Hum/Pl 9. Knowledge and Reality. 9 units (3-0-6); offered by announcement. The theme of this course is the scope and limitations of rational belief and knowledge. Students will examine the nature of reality, the nature of the self, the nature of knowledge, and how we learn about the natural world. Students will be introduced to these issues through selections from some of the world’s greatest philosophical works, including Descartes’s Meditations, Pascal’s Pensées, Hume’s Enquiry Concerning Human Understanding, Berkeley’s Principles of Human Knowledge, and Kant’s Prolegomena to any Future Metaphysics. A variety of more contemporary readings will also be assigned. Instructor: Philosophy staff.

Hum/H/HPS 10. Introduction to the History of Science. 9 units (3-0-6); offered by announcement.

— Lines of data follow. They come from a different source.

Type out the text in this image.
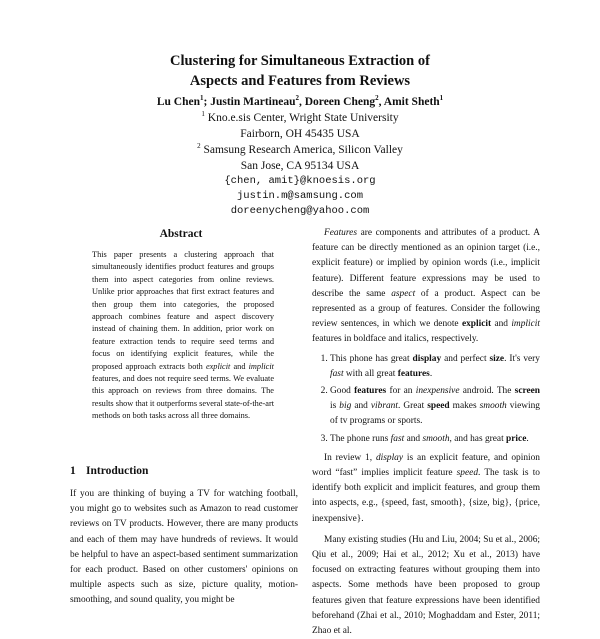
Clustering for Simultaneous Extraction of
Aspects and Features from Reviews
Lu Chen$^1$; Justin Martineau$^2$, Doreen Cheng$^2$, Amit Sheth$^1$
$^1$ Kno.e.sis Center, Wright State University
Fairborn, OH 45435 USA
$^2$ Samsung Research America, Silicon Valley
San Jose, CA 95134 USA
{chen, amit}@knoesis.org
justin.m@samsung.com
doreenycheng@yahoo.com
Abstract
This paper presents a clustering approach that simultaneously identifies product features and groups them into aspect categories from online reviews. Unlike prior approaches that first extract features and then group them into categories, the proposed approach combines feature and aspect discovery instead of chaining them. In addition, prior work on feature extraction tends to require seed terms and focus on identifying explicit features, while the proposed approach extracts both explicit and implicit features, and does not require seed terms. We evaluate this approach on reviews from three domains. The results show that it outperforms several state-of-the-art methods on both tasks across all three domains.
1 Introduction
If you are thinking of buying a TV for watching football, you might go to websites such as Amazon to read customer reviews on TV products. However, there are many products and each of them may have hundreds of reviews. It would be helpful to have an aspect-based sentiment summarization for each product. Based on other customers' opinions on multiple aspects such as size, picture quality, motion-smoothing, and sound quality, you might be

Features are components and attributes of a product. A feature can be directly mentioned as an opinion target (i.e., explicit feature) or implied by opinion words (i.e., implicit feature). Different feature expressions may be used to describe the same aspect of a product. Aspect can be represented as a group of features. Consider the following review sentences, in which we denote explicit and implicit features in boldface and italics, respectively.

1. This phone has great display and perfect size. It's very fast with all great features.
2. Good features for an inexpensive android. The screen is big and vibrant. Great speed makes smooth viewing of tv programs or sports.
3. The phone runs fast and smooth, and has great price.

In review 1, display is an explicit feature, and opinion word “fast” implies implicit feature speed. The task is to identify both explicit and implicit features, and group them into aspects, e.g., {speed, fast, smooth}, {size, big}, {price, inexpensive}.

Many existing studies (Hu and Liu, 2004; Su et al., 2006; Qiu et al., 2009; Hai et al., 2012; Xu et al., 2013) have focused on extracting features without grouping them into aspects. Some methods have been proposed to group features given that feature expressions have been identified beforehand (Zhai et al., 2010; Moghaddam and Ester, 2011; Zhao et al.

Major topics include the following: What are the origins of modern Western science, when did it emerge as distinct from philosophy and other cultural and intellectual productions, and what are its distinguishing features? When and how did observation, experiment, quantification, and precision enter the practice of science? What were some of the major turning points in the history of science? What is the changing role of science and technology? Using primary and secondary sources, students will take up significant topics in the history of science, from ancient Greek science to the 20th-century revolution in physics, biology, and technology. Hum/H/HPS 10 may be taken for credit toward the additional 36-unit HSS requirement by HPS majors and minors who have already fulfilled their freshman humanities requirement and counts as a history course in satisfying the freshman humanities breadth requirement. Instructor: History staff.

Hum 119. Selected Topics in Humanities. 9 units (3-0-6); offered by announcement. Instructors: Staff, visitors.